Currently, if Kubernetes/Yarn does not have enough resources to fulfill Flink's resource requirement, there will be pending pod/container requests on Kubernetes/Yarn. These pending resource requirements are never cleared until either fulfilled or the Flink cluster is shutdown.
However, sometimes Flink no longer needs the pending resources. E.g., the slot request is then fulfilled by another slots that become available, or the job failed due to slot request timeout (in a session cluster). In such cases, Flink does not remove the resource request until the resource is allocated, then it discovers that it no longer needs the allocated resource and release them. This would affect the underlying Kubernetes/Yarn cluster, especially when the cluster is under heavy workload.

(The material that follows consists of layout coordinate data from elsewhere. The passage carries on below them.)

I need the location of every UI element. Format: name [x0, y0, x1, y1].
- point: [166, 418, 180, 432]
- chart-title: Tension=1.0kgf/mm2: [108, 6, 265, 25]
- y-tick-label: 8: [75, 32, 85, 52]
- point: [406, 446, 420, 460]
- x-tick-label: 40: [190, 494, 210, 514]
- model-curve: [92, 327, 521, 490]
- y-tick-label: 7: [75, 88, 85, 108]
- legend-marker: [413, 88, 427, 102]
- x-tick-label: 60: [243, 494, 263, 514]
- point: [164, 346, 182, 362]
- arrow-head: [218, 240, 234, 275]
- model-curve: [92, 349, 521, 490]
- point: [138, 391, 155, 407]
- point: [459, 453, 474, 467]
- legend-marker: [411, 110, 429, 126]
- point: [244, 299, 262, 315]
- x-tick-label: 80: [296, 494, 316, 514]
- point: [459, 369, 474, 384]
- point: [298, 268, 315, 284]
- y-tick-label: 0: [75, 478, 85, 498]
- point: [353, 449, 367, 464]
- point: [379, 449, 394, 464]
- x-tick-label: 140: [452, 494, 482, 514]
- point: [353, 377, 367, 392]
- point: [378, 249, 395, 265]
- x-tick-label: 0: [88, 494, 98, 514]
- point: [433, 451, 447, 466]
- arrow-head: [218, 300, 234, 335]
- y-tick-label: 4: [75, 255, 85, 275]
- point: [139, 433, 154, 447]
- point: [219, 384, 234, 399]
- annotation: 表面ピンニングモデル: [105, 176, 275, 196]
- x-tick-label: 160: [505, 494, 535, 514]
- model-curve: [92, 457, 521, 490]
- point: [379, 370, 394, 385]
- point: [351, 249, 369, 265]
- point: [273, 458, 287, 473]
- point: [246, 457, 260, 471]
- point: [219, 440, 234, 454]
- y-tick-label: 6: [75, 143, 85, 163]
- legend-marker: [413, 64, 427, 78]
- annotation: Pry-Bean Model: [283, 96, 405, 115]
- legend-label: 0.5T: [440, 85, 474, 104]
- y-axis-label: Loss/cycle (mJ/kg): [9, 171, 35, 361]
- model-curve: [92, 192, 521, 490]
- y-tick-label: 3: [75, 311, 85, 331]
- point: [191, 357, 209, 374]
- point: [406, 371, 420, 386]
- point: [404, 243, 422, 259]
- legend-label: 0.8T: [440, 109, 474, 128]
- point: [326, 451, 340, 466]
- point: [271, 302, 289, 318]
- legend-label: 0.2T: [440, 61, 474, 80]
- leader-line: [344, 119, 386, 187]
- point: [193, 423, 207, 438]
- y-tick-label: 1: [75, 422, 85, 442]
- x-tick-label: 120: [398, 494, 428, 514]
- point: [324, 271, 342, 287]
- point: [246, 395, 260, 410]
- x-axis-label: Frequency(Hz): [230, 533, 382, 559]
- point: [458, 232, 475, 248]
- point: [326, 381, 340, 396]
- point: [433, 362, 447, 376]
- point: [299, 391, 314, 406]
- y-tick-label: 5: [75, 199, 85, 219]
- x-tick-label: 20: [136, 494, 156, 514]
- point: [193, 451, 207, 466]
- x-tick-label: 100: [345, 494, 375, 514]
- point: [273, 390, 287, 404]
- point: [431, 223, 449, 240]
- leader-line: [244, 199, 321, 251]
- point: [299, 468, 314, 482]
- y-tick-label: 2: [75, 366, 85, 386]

It would be good for Flink to cancel pod/container requests as earlier as possible if it can discover that some of the pending workers are no longer needed.
There are several approaches potentially achieve this.
- We can always check whether there's a pending worker that can be canceled when a PendingTaskManagerSlot is unassigned.
- We can have a separate timeout for requesting new worker. If the resource cannot be allocated within the given time since requested, we should cancel that resource request and claim a resource allocation failure.
- We can share the same timeout for starting new worker (proposed in FLINK-13554). This is similar to 2), but it requires the worker to be registered, rather than allocated, before timeout.